Please Shut Up About 'Healing' and 'Unity'
PoliticsImage: Andrew Caballero-Reynolds/AFP
In the days following an attempted coup by a band of Trump-supporting insurrectionists at the U.S. Capitol, Republicans—many of whom eagerly fed the lie that the election was stolen, enabling Trump’s worst proclivities for violence—have quickly turned from belated condemnations of the coup to their favorite message, in a cynical attempt to avoid accountability. It’s time, they have increasingly parroted, not for impeachment and consequences, but for unity and healing.
“This kind of vicious partisan rhetoric only tears our country apart,” proclaimed Ted Cruz, just days after objecting to the certification of the election. “Unity and healing,” wrote Jim Jordan, “doesn’t happen with cancel culture and impeachment.” To these Republicans, any form of condemnation that includes real consequences is an attack. “I firmly believe impeachment would further destroy our ability to heal and start over,” Lindsey Graham announced.

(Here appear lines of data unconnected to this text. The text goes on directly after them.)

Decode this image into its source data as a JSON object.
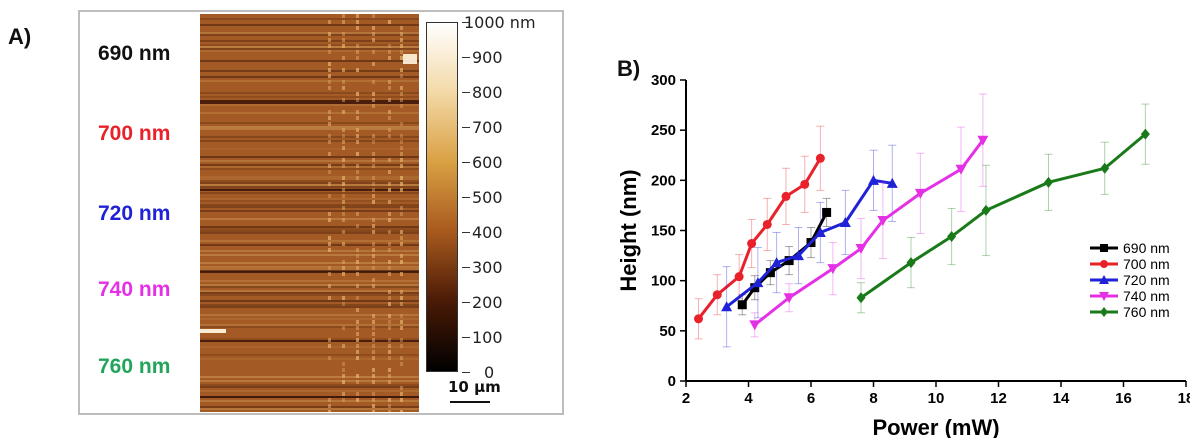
{
  "panel_a": {
    "letter": "A)",
    "wavelength_labels": [
      {
        "text": "690 nm",
        "color": "#111111"
      },
      {
        "text": "700 nm",
        "color": "#e8212a"
      },
      {
        "text": "720 nm",
        "color": "#1f22d6"
      },
      {
        "text": "740 nm",
        "color": "#e531e5"
      },
      {
        "text": "760 nm",
        "color": "#22a45a"
      }
    ],
    "colorbar": {
      "labels": [
        "1000 nm",
        "900",
        "800",
        "700",
        "600",
        "500",
        "400",
        "300",
        "200",
        "100",
        "0"
      ],
      "colors": [
        "#ffffff",
        "#f3d9a6",
        "#d9a043",
        "#a85a1e",
        "#4a1a06",
        "#000000"
      ]
    },
    "scale_bar": "10 μm",
    "afm_colors": {
      "base": "#a35a24",
      "light": "#e2b26a",
      "dark": "#3a1408"
    }
  },
  "panel_b": {
    "letter": "B)"
  },
  "chart_data": {
    "type": "line",
    "title": "",
    "xlabel": "Power (mW)",
    "ylabel": "Height (nm)",
    "xlim": [
      2,
      18
    ],
    "ylim": [
      0,
      300
    ],
    "xticks": [
      2,
      4,
      6,
      8,
      10,
      12,
      14,
      16,
      18
    ],
    "yticks": [
      0,
      50,
      100,
      150,
      200,
      250,
      300
    ],
    "legend_position": "right",
    "series": [
      {
        "name": "690 nm",
        "color": "#000000",
        "marker": "square",
        "x": [
          3.8,
          4.2,
          4.7,
          5.3,
          6.0,
          6.5
        ],
        "y": [
          76,
          93,
          108,
          120,
          138,
          168
        ],
        "err": [
          10,
          12,
          12,
          14,
          15,
          14
        ]
      },
      {
        "name": "700 nm",
        "color": "#e8212a",
        "marker": "circle",
        "x": [
          2.4,
          3.0,
          3.7,
          4.1,
          4.6,
          5.2,
          5.8,
          6.3
        ],
        "y": [
          62,
          86,
          104,
          137,
          156,
          184,
          196,
          222
        ],
        "err": [
          20,
          20,
          22,
          24,
          26,
          28,
          28,
          32
        ]
      },
      {
        "name": "720 nm",
        "color": "#1f22d6",
        "marker": "triangle-up",
        "x": [
          3.3,
          4.3,
          4.9,
          5.6,
          6.3,
          7.1,
          8.0,
          8.6
        ],
        "y": [
          74,
          98,
          118,
          125,
          148,
          158,
          200,
          197
        ],
        "err": [
          40,
          35,
          30,
          28,
          30,
          32,
          30,
          38
        ]
      },
      {
        "name": "740 nm",
        "color": "#e531e5",
        "marker": "triangle-down",
        "x": [
          4.2,
          5.3,
          6.7,
          7.6,
          8.3,
          9.5,
          10.8,
          11.5
        ],
        "y": [
          56,
          83,
          112,
          132,
          160,
          187,
          211,
          240
        ],
        "err": [
          12,
          14,
          26,
          30,
          38,
          40,
          42,
          46
        ]
      },
      {
        "name": "760 nm",
        "color": "#1a7a1a",
        "marker": "diamond",
        "x": [
          7.6,
          9.2,
          10.5,
          11.6,
          13.6,
          15.4,
          16.7
        ],
        "y": [
          83,
          118,
          144,
          170,
          198,
          212,
          246
        ],
        "err": [
          15,
          25,
          28,
          45,
          28,
          26,
          30
        ]
      }
    ]
  }
}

Joe Biden, Marco Rubio stated, “has a historic opportunity to unify America behind the sentiment that our political divisions have gone too far,” seemingly forgetting that Donald Trump is still the president. In a letter to President-Elect Joe Biden, a group of House Republicans urged Biden, “in the spirt of healing and fidelity to the Constitution,” to request that impeachment proceedings against Trump be halted, describing impeachment as “unnecessary” as well as “inflammatory.”
What they mean by “unity” and “healing” is impunity, not only for Trump, but for themselves. Calls for healing after moments of crisis are always a call for forgetting, for not only maintaining the status quo but for strengthening it. In demanding that we move on, these anti-impeachment Republicans are not only arguing that Trump should escape any accountability for his actions, but hoping that we forget their own role in aiding and abetting the actions of the counterrevolutionaries who stormed the Capitol.

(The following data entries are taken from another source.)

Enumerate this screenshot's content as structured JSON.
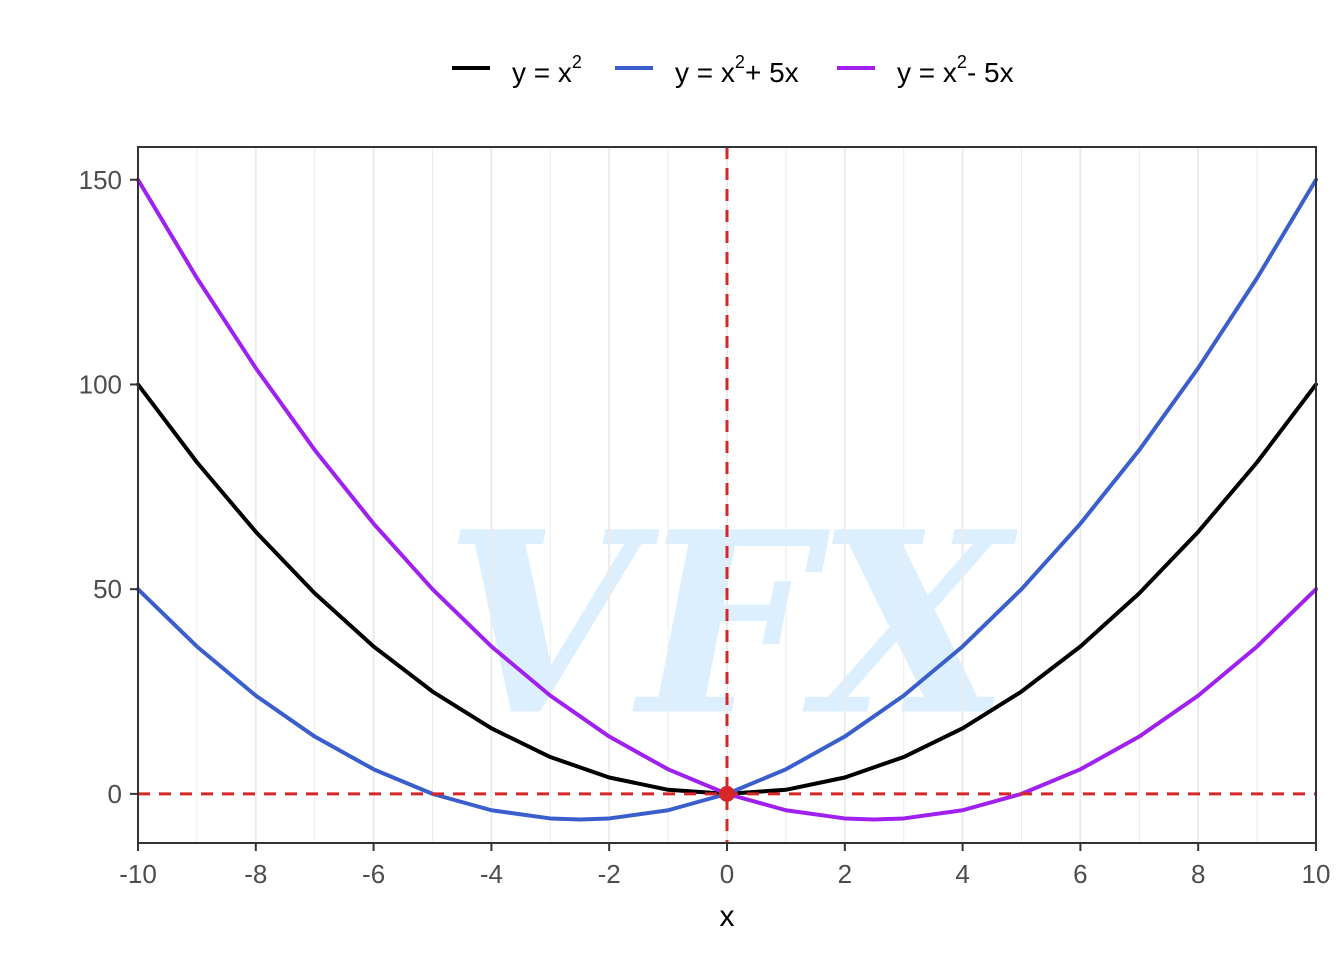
{
  "chart_data": {
    "type": "line",
    "xlabel": "x",
    "ylabel": "",
    "xlim": [
      -10,
      10
    ],
    "ylim": [
      -12,
      158
    ],
    "x_ticks": [
      -10,
      -8,
      -6,
      -4,
      -2,
      0,
      2,
      4,
      6,
      8,
      10
    ],
    "y_ticks": [
      0,
      50,
      100,
      150
    ],
    "grid": "vertical major gridlines only",
    "legend_position": "top",
    "watermark": "VFX",
    "colors": {
      "watermark": "#dcefff",
      "grid": "#ebebeb",
      "reference_line": "#d62728",
      "origin_point": "#d62728"
    },
    "reference_lines": [
      {
        "orientation": "vertical",
        "x": 0,
        "style": "dashed"
      },
      {
        "orientation": "horizontal",
        "y": 0,
        "style": "dashed"
      }
    ],
    "highlight_point": {
      "x": 0,
      "y": 0
    },
    "series": [
      {
        "name_main": "y = x",
        "name_sup": "2",
        "name_tail": "",
        "color": "#000000",
        "x": [
          -10,
          -9,
          -8,
          -7,
          -6,
          -5,
          -4,
          -3,
          -2,
          -1,
          0,
          1,
          2,
          3,
          4,
          5,
          6,
          7,
          8,
          9,
          10
        ],
        "y": [
          100,
          81,
          64,
          49,
          36,
          25,
          16,
          9,
          4,
          1,
          0,
          1,
          4,
          9,
          16,
          25,
          36,
          49,
          64,
          81,
          100
        ]
      },
      {
        "name_main": "y = x",
        "name_sup": "2",
        "name_tail": "+ 5x",
        "color": "#3a5fcd",
        "x": [
          -10,
          -9,
          -8,
          -7,
          -6,
          -5,
          -4,
          -3,
          -2.5,
          -2,
          -1,
          0,
          1,
          2,
          3,
          4,
          5,
          6,
          7,
          8,
          9,
          10
        ],
        "y": [
          50,
          36,
          24,
          14,
          6,
          0,
          -4,
          -6,
          -6.25,
          -6,
          -4,
          0,
          6,
          14,
          24,
          36,
          50,
          66,
          84,
          104,
          126,
          150
        ]
      },
      {
        "name_main": "y = x",
        "name_sup": "2",
        "name_tail": "- 5x",
        "color": "#a020f0",
        "x": [
          -10,
          -9,
          -8,
          -7,
          -6,
          -5,
          -4,
          -3,
          -2,
          -1,
          0,
          1,
          2,
          2.5,
          3,
          4,
          5,
          6,
          7,
          8,
          9,
          10
        ],
        "y": [
          150,
          126,
          104,
          84,
          66,
          50,
          36,
          24,
          14,
          6,
          0,
          -4,
          -6,
          -6.25,
          -6,
          -4,
          0,
          6,
          14,
          24,
          36,
          50
        ]
      }
    ]
  }
}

They are once again stating that the feelings of Republicans and their base matter more than the majority of Americans who believe Trump should be removed from office. They are asking us to find common cause with white supremacists and fascists whose anger and motivations they believe are worthy of care and consideration. They are inviting the sort of violence we saw on Wednesday to happen again. And by painting impeachment as divisive—instead of recognizing that Trump has eagerly stoked division with almost every action over the past four years—they are attempting to place blame at the feet of the Democrats and Joe Biden, giving themselves a ready excuse to obstruct everything the Biden administration hopes to accomplish.

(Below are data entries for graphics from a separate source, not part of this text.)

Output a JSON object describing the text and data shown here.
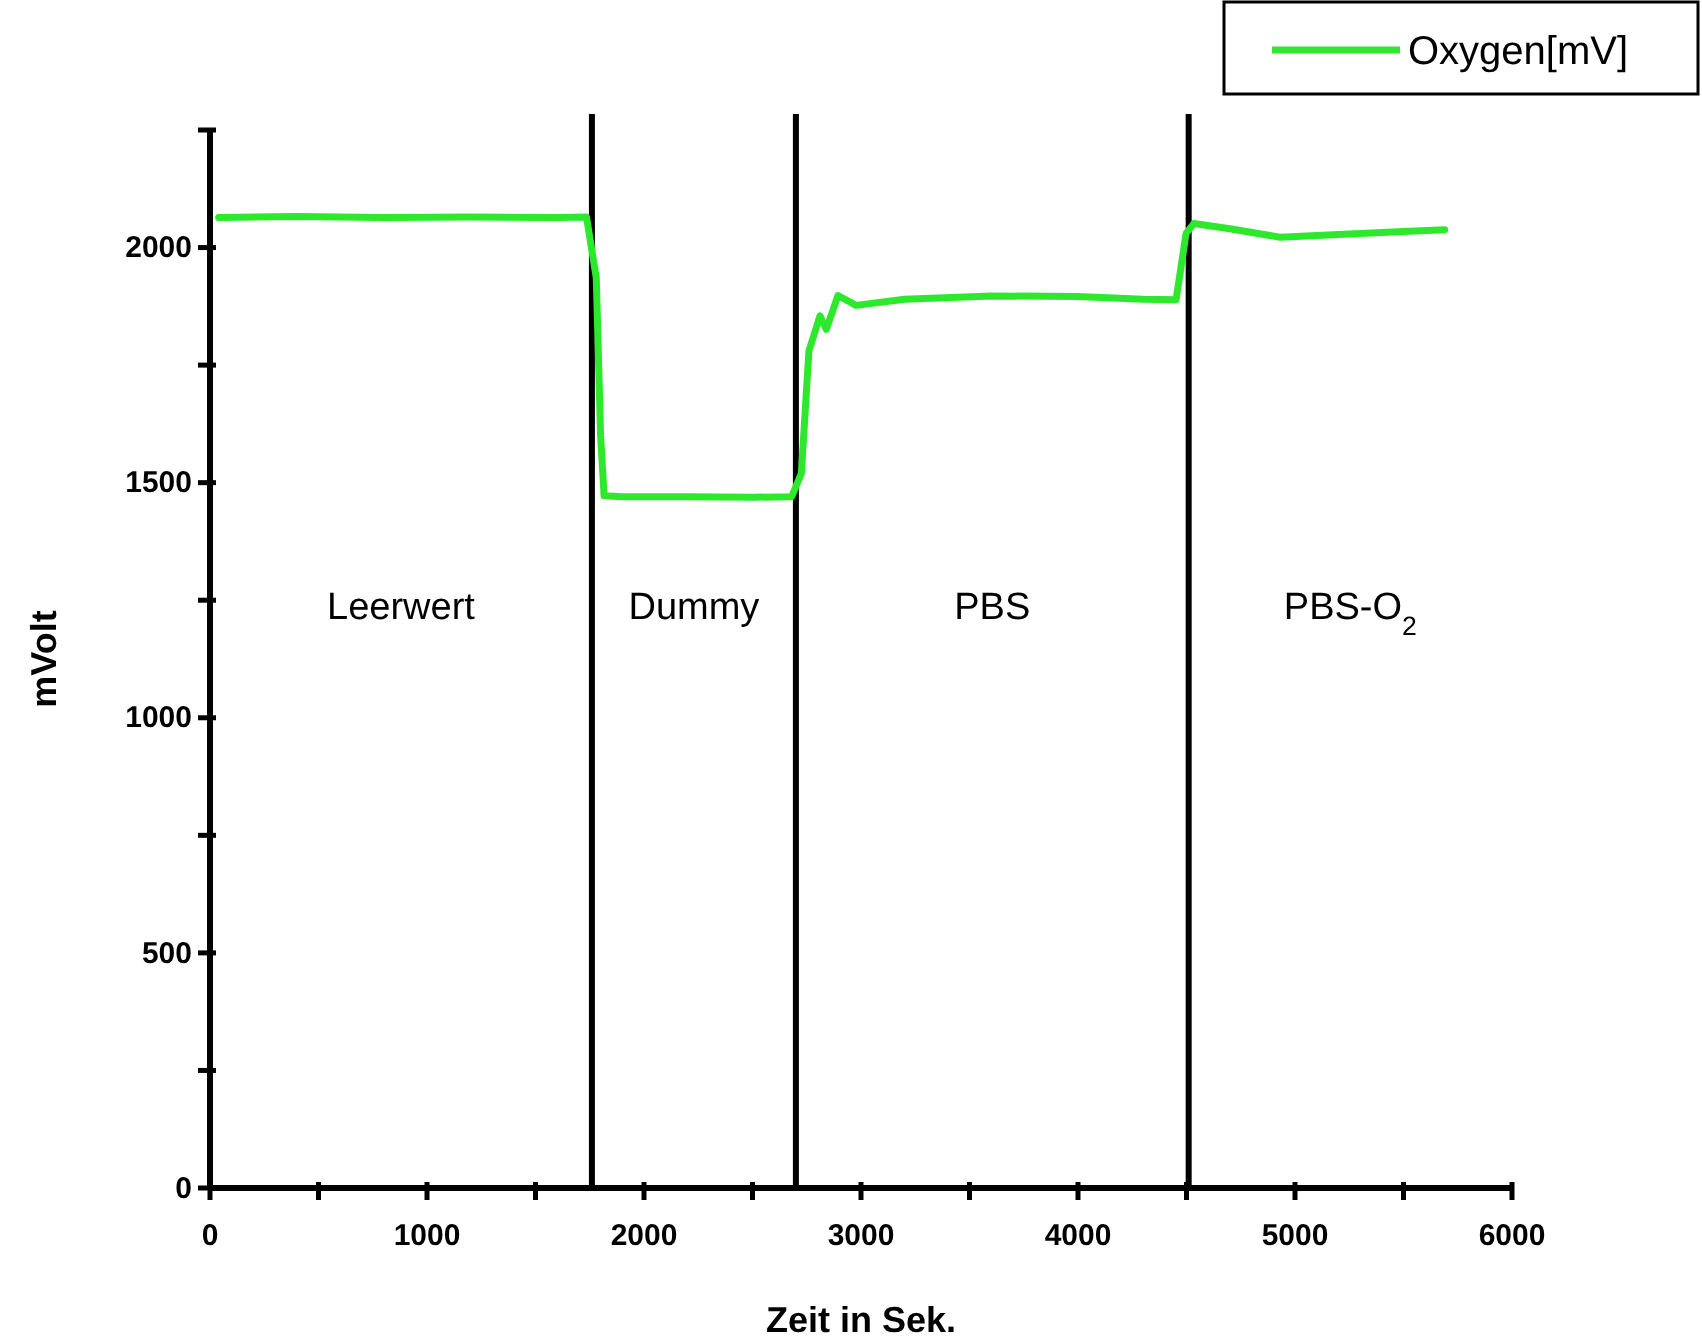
{
  "chart_data": {
    "type": "line",
    "xlabel": "Zeit in Sek.",
    "ylabel": "mVolt",
    "xlim": [
      0,
      6000
    ],
    "ylim": [
      0,
      2250
    ],
    "xticks": [
      0,
      {
        "value": 500,
        "label": null
      },
      1000,
      {
        "value": 1500,
        "label": null
      },
      2000,
      {
        "value": 2500,
        "label": null
      },
      3000,
      {
        "value": 3500,
        "label": null
      },
      4000,
      {
        "value": 4500,
        "label": null
      },
      5000,
      {
        "value": 5500,
        "label": null
      },
      6000
    ],
    "yticks": [
      0,
      {
        "value": 250,
        "label": null
      },
      500,
      {
        "value": 750,
        "label": null
      },
      1000,
      {
        "value": 1250,
        "label": null
      },
      1500,
      {
        "value": 1750,
        "label": null
      },
      2000,
      {
        "value": 2250,
        "label": null
      }
    ],
    "grid": false,
    "legend": "top right",
    "line_style": "solid",
    "marker": "none",
    "series": [
      {
        "name": "Oxygen[mV]",
        "color": "#2ee82e",
        "x": [
          40,
          400,
          800,
          1200,
          1600,
          1735,
          1780,
          1800,
          1816,
          1900,
          2200,
          2500,
          2680,
          2725,
          2760,
          2811,
          2840,
          2894,
          2977,
          3200,
          3600,
          4000,
          4300,
          4452,
          4498,
          4534,
          4700,
          4931,
          5200,
          5500,
          5690
        ],
        "values": [
          2064,
          2066,
          2064,
          2065,
          2064,
          2065,
          1936,
          1600,
          1472,
          1470,
          1470,
          1469,
          1470,
          1519,
          1780,
          1855,
          1826,
          1898,
          1877,
          1890,
          1897,
          1896,
          1890,
          1889,
          2030,
          2051,
          2040,
          2022,
          2028,
          2034,
          2038
        ]
      }
    ],
    "ref_lines": [
      {
        "axis": "x",
        "value": 1760,
        "color": "#000000"
      },
      {
        "axis": "x",
        "value": 2700,
        "color": "#000000"
      },
      {
        "axis": "x",
        "value": 4510,
        "color": "#000000"
      }
    ],
    "annotations": [
      "Leerwert",
      "Dummy",
      "PBS",
      "PBS-O$_{2}$"
    ]
  }
}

Maybe impeachment is divisive, but so what? We never should have coddled Trump’s enablers. As Jamelle Bouie noted, “Accountability is divisive. That’s the point. If there is a faction of the Republican Party that sees democracy itself as a threat to its power and influence, then it has to be cut off from the body politic.”
This is a reality that Democrats in Congress understand, and especially those who have long been calling for Donald Trump to face consequences. It’s not lost on me that it was progressive Democrats like Alexandria Ocasio-Cortez and Ilhan Omar who were some of the first to demand his impeachment. “When we talk about healing, the process of healing is separate and, in fact, requires accountability,” Alexandria Ocasio-Cortez said in an interview over the weekend. She added, “If we allow insurrection against the United States with impunity, with no accountability, we are inviting it to happen again.” Newly elected Congressperson Cori Bush put it bluntly, describing what real unity should look like: “I don’t want to unite with those responsible for the insurrection at our nation’s Capitol. I want us to unite in holding them accountable.” It’s impossible to unite with people whose demands are untenable, after all: Like a cancer, you have to cut them out first.